Seattle Aquarium staff members recently traveled to Hawaii to complete their sixth year of monitoring reef fish abundance off the northwest coast of the Big Island of Hawaii. The non-invasive monitoring is performed via video sampling done in cooperation with the Washington State University and the Hawaii Department of Aquatic Resources. “We’re searching for shifting baselines, an ecological indicator of changes in fish abundance and diversity that may correlate with local environmental changes or other factors such as changes in human use activities,” notes Curator of Conservation Research Shawn Larson. Data has already been used for educational and management purposes in Hawaii.

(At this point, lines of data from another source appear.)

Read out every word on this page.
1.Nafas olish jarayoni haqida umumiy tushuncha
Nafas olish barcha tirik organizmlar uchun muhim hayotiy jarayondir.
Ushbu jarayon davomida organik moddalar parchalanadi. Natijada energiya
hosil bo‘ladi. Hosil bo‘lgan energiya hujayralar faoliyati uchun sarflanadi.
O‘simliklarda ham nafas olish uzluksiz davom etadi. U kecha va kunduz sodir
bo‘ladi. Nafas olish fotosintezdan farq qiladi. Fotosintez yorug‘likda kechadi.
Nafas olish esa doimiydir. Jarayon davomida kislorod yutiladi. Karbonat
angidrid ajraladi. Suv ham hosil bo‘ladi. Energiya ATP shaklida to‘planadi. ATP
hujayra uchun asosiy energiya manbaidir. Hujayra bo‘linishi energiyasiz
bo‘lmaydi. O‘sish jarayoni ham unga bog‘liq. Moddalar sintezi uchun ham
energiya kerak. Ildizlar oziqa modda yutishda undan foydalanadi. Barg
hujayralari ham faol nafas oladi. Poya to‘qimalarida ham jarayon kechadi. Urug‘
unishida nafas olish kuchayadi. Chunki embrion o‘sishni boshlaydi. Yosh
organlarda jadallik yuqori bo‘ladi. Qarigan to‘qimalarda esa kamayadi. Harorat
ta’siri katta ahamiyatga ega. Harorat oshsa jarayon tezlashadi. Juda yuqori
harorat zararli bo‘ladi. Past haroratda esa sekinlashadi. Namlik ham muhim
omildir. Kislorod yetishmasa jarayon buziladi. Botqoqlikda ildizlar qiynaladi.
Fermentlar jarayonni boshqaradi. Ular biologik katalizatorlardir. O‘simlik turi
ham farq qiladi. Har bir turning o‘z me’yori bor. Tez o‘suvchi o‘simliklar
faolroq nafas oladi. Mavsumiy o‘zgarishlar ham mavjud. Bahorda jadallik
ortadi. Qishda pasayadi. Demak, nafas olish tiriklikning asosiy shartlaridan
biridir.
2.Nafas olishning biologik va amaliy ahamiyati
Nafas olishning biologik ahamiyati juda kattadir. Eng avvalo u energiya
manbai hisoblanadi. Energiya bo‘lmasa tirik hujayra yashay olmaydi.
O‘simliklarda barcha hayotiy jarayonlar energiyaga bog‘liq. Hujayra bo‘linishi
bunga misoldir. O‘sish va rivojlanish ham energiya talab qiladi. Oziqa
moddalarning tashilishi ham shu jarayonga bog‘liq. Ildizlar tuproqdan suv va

Below are Shawn’s notes from the third day of the trip.
Day 3: February 6, 2014
On the third day on the island we headed north about 20 miles to Mahukona, where we have two research sites in areas open to all fishing methods and aquarium collecting. The swell was high again and the sky overcast, so we waited until the ocean calmed a bit and the clouds parted so it wouldn’t be too dark on our underwater surveys.
We were able to survey both sites although the large swells made the visibility less than optimal. We did, however, still see plenty of fish with lots of butterflies and goats. Later in the afternoon we tried to survey our last research site—the end of the road in Puako—but the swell was just too big to get out. We will have to try that site tomorrow.